Alors que la RDC et le Maroc se préparent à la tenue de la 6ᵉ Commission mixte au niveau ministériel, les accords conclus fin avril 2026 à Kinshasa illustrent déjà l’ampleur du partenariat stratégique entre les deux pays.
Fort de ses plus de dix années passées en RDC, l’ambassadeur du Maroc en République démocratique du Congo, Rachid Agassim, a exprimé sa satisfaction :
« La 5ᵉ session de la Grande Commission mixte entre la République démocratique du Congo et le Royaume du Maroc s’est tenue à Rabat en 1987. Il était temps que les bases solides soient mises en place pour la tenue de la 6ᵉ Commission mixte qui nous tient à cœur depuis plusieurs années. Nous n’avons pas baissé les bras. Des efforts ont été déployés et les deux pays ont intensifié leur diplomatie pour redynamiser leur coopération, notamment à travers les travaux des experts à Kinshasa en préparation de cette prochaine session ».
À travers ces différents instruments juridiques et techniques, le Maroc réaffirme sa volonté d’accompagner la RDC dans plusieurs secteurs clés du développement, notamment l’économie, les infrastructures, la justice, l’agriculture, les mines, l’enseignement supérieur ainsi que la formation professionnelle.
Parmi les accords conclus figurent notamment un accord relatif aux services aériens, une convention visant à éviter la double imposition et à prévenir l’évasion fiscale, ainsi qu’un accord d’assistance mutuelle administrative en matière douanière. Ces textes traduisent une volonté commune de stimuler les échanges commerciaux, d’améliorer le climat des affaires et de renforcer l’attractivité économique entre les deux pays.
Le partenariat entre Kinshasa et Rabat s’étend également à la protection des investissements à travers un accord sur l’encouragement et la protection réciproques des investissements. Un mémorandum d’entente de coopération commerciale a aussi été paraphé afin de favoriser les opportunités économiques et industrielles.

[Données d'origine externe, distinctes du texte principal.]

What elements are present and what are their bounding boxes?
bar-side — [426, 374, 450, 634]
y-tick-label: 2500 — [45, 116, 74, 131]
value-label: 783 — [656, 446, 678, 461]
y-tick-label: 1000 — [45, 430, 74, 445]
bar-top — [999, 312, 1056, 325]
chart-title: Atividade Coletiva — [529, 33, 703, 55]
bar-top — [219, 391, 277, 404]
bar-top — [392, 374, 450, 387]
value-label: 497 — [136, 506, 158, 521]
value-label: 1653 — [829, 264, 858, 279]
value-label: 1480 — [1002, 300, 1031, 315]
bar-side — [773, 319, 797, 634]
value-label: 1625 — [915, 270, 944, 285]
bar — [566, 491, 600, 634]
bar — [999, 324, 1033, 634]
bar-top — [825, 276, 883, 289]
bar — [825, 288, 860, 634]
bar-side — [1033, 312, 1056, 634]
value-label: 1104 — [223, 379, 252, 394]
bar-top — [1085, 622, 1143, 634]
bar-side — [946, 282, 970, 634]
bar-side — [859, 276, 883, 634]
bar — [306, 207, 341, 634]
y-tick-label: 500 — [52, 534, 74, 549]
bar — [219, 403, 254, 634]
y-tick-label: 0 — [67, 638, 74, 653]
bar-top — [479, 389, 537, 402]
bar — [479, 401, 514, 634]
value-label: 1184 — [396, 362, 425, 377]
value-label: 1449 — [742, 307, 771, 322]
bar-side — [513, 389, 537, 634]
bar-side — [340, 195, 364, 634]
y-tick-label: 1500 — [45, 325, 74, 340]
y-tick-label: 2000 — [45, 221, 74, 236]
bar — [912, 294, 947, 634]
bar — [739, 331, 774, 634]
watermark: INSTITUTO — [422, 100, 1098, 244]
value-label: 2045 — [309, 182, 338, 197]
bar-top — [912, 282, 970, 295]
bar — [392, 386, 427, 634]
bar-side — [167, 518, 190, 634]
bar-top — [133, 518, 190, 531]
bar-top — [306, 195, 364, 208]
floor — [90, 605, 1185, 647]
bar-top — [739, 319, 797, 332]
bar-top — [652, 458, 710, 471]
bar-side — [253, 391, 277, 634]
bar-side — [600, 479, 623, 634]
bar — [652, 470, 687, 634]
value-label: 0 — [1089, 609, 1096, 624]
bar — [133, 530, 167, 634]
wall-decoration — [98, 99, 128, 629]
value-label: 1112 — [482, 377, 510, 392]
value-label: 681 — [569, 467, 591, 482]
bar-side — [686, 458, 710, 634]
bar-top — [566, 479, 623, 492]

Dans le domaine judiciaire et sécuritaire, plusieurs conventions importantes ont été signées, notamment sur l’entraide judiciaire en matière pénale, le transfert des personnes condamnées et l’extradition. Un mémorandum d’entente entre les ministères de la Justice des deux pays vient renforcer davantage cette coopération institutionnelle.
Le secteur minier, pilier de l’économie congolaise, bénéficie également de cette dynamique avec un accord de coopération dans les domaines des mines et de la géologie. L’agriculture n’est pas en reste grâce à un protocole d’accord de coopération agricole stratégique destiné à soutenir la modernisation et la productivité du secteur.
La coopération académique et scientifique occupe une place importante dans cette nouvelle phase des relations bilatérales. Un accord de coopération a été conclu dans les domaines de l’enseignement supérieur et de la recherche scientifique, tandis qu’un mémorandum d’entente a été signé entre l’Institut marocain de formation, de recherche et des études diplomatiques et l’Académie diplomatique congolaise.
Enfin, le Maroc entend également contribuer au renforcement des compétences professionnelles en RDC à travers une convention-cadre de coopération dans le domaine de la formation professionnelle impliquant l’Office de la formation professionnelle, l’AMCI et les autorités congolaises compétentes.
« À travers ces accords multisectoriels, le Royaume du Maroc confirme son positionnement comme un partenaire stratégique de la RDC en Afrique. Cette coopération renforcée illustre la volonté des deux États de bâtir un partenariat Sud-Sud solide, fondé sur le partage d’expertise, les investissements et le développement durable au bénéfice des populations des deux pays », a confié Rachid Agassim.